Thursday, April 16, 2015

Spying and Lying in the Global Village

War is a social and cultural form, the content of which is always the enemy. 

This information-content is conveyed through both the private and public domains. 

Publicly, the enemy is the subject of propaganda. When not conveyed in outright lies, propaganda aims to conceal the whole truth, and nothing but the truth about the enemy, in order to galvanize public opinion against them.

The private realm of the enemy as the content of war, is found in espionage

“Spy” comes from the same root as “spectator”, and the whole point of spying during (or in preparation for) war, is to acquire information-content that is considered so crucial, so as to be more decisive than the most lopsided battlefield victory. 

Generally, this requires the spy to play a role, his quarry becoming, unawares, part of the fiction. Espionage is intended to reveal the private functions of an opponent state, just as war seeks to make the private property of the enemy - the territory which makes it a “state” - into one’s own. 

This reality is made most evident with industrial espionage, when a firm uses spies to steal trade secrets and information from a competitor. 

As this crucial transmission of data must itself remain secret, in order for the “drama” to proceed as per the plot, espionage makes the private sphere of the public (the state) part of an opponent “house.” 

But the story is never that simple. In anticipation of being spied upon, proprietors of one state or private firm, at odds or at war with another, will create their own fiction as a means of misleading and deceiving the enemy. 

The double-agent, in this play, creates a drama in which his own paymasters, and not the enemy, become the unwitting performers. 

The narrative of espionage produces content that is always uncertain, incomplete and unreliable. 

Espionage, as one of the arts of war, provides an interesting counterpoint to propaganda. The latter is by definition, public, and aims to fictionalize the nature of the enemy.

Spying must be private, both in its conduct, and in knowledge it produces. But it is determined to clarify the true nature of the enemy. 

Of course, spying by the modern state isn't restricted to foreign enemies. During the Cold War, the Soviet Union and other countries engaged in widespread internal spying. 

It is estimated that more than half of the population of the former (East) German Democratic Republic, were informers for the Stasi secret police. 

In Western democracies during the same period, governments also spied on their citizens. 

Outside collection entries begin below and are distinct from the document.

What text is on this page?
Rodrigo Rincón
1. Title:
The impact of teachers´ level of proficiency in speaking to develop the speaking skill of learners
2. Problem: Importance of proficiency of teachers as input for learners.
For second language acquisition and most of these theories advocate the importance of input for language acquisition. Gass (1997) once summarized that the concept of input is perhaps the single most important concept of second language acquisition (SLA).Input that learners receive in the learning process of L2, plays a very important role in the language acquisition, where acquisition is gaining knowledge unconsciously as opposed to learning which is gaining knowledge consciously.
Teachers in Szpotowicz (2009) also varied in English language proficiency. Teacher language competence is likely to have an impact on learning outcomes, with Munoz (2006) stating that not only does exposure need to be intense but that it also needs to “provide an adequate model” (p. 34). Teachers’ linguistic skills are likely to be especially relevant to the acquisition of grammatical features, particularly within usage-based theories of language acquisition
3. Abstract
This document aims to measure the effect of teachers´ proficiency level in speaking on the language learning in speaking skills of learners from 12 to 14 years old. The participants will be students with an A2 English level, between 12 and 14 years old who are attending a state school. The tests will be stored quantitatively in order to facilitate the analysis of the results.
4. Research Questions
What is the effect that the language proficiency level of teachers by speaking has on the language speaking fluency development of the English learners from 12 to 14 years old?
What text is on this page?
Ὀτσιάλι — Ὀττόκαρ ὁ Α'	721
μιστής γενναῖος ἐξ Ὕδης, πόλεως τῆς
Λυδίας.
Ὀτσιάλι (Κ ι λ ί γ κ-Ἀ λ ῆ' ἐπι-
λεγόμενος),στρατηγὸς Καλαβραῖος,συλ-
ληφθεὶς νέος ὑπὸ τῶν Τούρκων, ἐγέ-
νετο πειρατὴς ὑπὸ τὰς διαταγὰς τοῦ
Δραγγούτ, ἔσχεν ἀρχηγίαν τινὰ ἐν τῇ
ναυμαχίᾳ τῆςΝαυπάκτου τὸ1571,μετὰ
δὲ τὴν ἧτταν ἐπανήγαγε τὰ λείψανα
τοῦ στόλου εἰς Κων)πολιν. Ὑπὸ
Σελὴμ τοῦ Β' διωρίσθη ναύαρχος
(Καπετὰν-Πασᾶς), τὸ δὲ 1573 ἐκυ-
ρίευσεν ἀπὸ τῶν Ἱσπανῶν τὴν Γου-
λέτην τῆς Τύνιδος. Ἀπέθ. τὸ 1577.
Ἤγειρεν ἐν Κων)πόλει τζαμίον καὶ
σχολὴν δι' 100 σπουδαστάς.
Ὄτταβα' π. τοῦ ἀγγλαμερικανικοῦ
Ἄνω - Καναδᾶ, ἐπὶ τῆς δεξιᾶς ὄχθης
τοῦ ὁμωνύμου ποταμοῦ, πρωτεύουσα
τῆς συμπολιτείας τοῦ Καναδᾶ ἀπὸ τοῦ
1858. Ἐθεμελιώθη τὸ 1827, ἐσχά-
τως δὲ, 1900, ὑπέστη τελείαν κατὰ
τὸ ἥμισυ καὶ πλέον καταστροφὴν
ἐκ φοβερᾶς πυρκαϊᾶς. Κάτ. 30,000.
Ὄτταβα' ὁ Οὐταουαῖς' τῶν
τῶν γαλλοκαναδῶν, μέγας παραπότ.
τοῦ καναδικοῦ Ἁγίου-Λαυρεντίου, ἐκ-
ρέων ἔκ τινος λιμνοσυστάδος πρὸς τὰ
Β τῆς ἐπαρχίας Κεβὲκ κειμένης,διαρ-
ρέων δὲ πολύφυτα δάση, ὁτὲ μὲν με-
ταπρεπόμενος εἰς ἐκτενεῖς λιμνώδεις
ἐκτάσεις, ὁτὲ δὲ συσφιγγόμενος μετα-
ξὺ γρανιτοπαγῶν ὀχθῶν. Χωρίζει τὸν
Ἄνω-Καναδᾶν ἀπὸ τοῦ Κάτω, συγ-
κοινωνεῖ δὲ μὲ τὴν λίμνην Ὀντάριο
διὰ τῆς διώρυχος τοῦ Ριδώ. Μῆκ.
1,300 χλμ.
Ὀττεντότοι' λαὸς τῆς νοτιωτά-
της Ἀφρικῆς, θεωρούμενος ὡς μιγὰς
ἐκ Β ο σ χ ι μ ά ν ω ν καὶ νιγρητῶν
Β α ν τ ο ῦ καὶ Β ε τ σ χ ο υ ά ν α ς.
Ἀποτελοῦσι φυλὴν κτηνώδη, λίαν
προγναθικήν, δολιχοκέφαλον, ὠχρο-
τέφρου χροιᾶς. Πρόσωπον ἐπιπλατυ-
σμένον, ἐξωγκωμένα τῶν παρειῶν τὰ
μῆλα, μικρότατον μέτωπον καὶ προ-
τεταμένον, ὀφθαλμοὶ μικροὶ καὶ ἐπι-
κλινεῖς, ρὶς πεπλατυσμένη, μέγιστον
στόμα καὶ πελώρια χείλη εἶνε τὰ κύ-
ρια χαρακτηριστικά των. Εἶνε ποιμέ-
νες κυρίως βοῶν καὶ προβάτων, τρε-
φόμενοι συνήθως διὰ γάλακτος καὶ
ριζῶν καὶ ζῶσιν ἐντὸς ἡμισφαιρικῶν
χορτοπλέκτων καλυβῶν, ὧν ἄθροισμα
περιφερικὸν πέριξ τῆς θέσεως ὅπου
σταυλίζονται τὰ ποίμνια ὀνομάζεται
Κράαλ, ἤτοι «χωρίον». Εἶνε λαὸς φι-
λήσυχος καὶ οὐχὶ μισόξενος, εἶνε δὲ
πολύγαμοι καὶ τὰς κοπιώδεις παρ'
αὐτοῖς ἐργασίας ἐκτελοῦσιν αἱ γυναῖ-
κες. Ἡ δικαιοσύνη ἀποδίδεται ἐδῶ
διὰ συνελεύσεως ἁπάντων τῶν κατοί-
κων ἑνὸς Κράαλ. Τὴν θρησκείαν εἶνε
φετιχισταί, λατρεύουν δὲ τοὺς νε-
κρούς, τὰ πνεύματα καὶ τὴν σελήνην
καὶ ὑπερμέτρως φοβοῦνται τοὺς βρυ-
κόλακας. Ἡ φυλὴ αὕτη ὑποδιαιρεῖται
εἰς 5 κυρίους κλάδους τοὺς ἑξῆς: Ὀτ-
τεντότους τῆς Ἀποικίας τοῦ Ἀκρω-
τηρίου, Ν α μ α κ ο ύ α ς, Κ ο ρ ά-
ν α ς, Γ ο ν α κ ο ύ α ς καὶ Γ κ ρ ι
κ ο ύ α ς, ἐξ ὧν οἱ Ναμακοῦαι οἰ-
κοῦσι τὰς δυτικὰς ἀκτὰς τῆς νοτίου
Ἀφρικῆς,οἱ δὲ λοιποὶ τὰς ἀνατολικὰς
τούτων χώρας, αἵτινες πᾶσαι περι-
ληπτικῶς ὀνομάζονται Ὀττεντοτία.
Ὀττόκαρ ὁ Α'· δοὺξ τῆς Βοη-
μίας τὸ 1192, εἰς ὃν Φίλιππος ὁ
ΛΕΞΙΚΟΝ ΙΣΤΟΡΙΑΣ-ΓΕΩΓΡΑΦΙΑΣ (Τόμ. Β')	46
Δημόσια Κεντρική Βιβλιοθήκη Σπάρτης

According to historian Alex Hortis, the longtime director of Federal Bureau of Investigation in the U.S., John Edgar Hoover

...turned the FBI into more of an internal security ministry than a law enforcement agency. He poured resources into counterintelligence indiscriminately, and he dangerously blurred the line between actual enemies of the state and political dissidents. These remained the FBI's top targets through the 1950s, even after the CPUSA had been decimated.48 Hoover had FBI agents assembling dossiers on teachers. "The bureau was sending raw and confidential 'file material on the suspected Communist activities of teachers to local school boards throughout the country:' said Attorney General Herbert Brownell, who stopped the practice.  Hoover's tunnel vision came at a cost to other FBI functions. Even after anti-communists like Robert F. Kennedy and Senator John McClellan had expanded their attention to organized crime and racketeering in the 1950s, Hoover continued to obsess about the remnants of the CPUSA. As late as 1959, the FBI's New York field office had only 10 agents assigned to organized crime compared to over 140 agents pursuing a dwindling population of Communists. (C. Alexander Hortis, The Mob and the City, Prometheus Books, 2014, p. 217)

In recent years, it has become public knowledge that the U.S. National Security Agency – and similar organizations in other Western countries, such as the Canadian Security Intelligence Service have been massively spying on the email and other Internet communications of the citizenry. 

The American Edward Snowden blew the whistle on these massive invasions of the privacy of individual practically all citizens, the vast majority of whom couldn't be guilty of any terrorism related offences. 

In essence, intelligence services in the Occident have come to view the citizens whom they are supposed to be serving, as the enemy (at least potentially). The private lives of everyone has become the content of today’s information/intelligence.